How dare they? Ridiculous. Things that solve that problem include: sidewalking Valencia!

@njudah I feel like I first noticed that during the dot-com boom. You do the math… :-)

The city allows people to park in the middle of the street/doublepark 4 lane roads by Churches on Sunday. I believe what happens is people either leave their cars out too long or see people doing it on Sunday and are unaware that is a one-day-a-week kinda thing.

And I seem to remember seeing somewhere a breakdown of how this came to be. Can’t for the life of me remember where, but it was along the lines of the info you’ve provided above. Memory fail.

on Guerrero people love to park by the divider island not realizing it is church related. Sunday at about 7:00pm the tow trucks come swooping in to make money for the city… the other fun spot is the middle islands on Dolores. people will park there/ get towed from there.

Back in the 50s and 60s African Americans were forced out of their SF neighborhoods for redevelopment. Some churches got moved too. Made it difficult for people to walk to their churches. So people were allowed to park creatively on Sundays around certain churches. This expanded to most any church since what thing better to worship then the car. And then it expanded to people buying burritos or going to Dolores park and such. And of course the police could never ever take away parking from church going people, now could they??? Those buying burritos don’t get such slack but those going to Dolores for special events for some reason do.

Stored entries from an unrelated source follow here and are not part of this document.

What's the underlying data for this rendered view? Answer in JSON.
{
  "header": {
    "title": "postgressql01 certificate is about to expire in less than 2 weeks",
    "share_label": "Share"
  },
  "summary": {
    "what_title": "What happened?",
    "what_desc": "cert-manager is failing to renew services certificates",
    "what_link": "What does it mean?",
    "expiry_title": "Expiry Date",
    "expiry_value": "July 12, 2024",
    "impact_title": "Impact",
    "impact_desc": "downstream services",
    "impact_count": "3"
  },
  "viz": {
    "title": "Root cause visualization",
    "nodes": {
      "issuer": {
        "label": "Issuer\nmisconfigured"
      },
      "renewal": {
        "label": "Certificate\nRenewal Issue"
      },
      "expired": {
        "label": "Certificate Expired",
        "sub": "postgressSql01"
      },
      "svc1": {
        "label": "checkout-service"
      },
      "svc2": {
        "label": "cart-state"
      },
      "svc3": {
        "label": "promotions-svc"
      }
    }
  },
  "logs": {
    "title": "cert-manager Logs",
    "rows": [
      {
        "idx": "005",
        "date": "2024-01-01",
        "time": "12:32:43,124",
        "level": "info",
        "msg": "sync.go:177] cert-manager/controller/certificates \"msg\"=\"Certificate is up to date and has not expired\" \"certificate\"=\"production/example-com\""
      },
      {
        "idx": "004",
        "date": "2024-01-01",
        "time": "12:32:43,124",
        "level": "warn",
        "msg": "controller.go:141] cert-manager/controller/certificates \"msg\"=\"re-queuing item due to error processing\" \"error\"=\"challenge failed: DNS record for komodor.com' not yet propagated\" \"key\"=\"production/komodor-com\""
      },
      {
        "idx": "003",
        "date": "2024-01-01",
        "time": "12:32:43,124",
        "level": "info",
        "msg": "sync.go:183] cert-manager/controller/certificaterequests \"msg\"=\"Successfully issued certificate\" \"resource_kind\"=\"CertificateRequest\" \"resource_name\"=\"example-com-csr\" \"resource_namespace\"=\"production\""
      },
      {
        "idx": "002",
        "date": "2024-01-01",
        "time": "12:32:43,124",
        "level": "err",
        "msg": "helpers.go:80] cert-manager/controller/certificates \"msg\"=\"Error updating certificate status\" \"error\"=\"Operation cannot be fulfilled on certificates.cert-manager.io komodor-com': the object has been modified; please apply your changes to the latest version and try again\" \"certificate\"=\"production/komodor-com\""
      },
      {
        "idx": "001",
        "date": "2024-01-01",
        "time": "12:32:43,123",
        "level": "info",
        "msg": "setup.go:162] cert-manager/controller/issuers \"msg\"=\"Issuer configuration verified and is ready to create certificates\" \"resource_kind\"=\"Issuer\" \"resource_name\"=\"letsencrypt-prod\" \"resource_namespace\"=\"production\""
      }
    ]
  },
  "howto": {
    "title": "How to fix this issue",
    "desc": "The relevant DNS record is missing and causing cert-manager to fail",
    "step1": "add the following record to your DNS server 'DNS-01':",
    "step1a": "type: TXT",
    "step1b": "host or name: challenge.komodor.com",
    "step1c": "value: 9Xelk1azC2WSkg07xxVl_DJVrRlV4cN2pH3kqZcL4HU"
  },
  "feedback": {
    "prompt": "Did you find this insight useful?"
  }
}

There is no law with respect to this kind of parking. The city doesn’t allow it. The issue is that the police and politicians are simply too scared to take something away that people have gotten used to.

Right Mike – you mean the people that took over the hood after the Japanese Americans were sent to internment camps? I hate truthiness.

Well, in Noe Valley we want to block part of a whole street. At least some of us do.

Valencia is a pleasure to bike down (when it’s not ripped into pieces anyway). Bike lanes and lights timed at 13 MPH. Perfect. I don’t even want to think about biking down Mission, or Guerrero for that matter. Would I give up those posh bike lanes for a blocked off Valencia. Probably.

valencia is much more bike-friendly than mission

Interstate 880 is more bike friendly than Mission Street.

seriously. valencia is like a country road compared to mission.

Shut down an entire street so you can eat outside? Fuck off. If you’re one of those people who’d wait more than 10 extra minutes for an outside table then, congratulations, you’re an asshole.

NIMBYs with cars are a particularly vicious and ignorant species.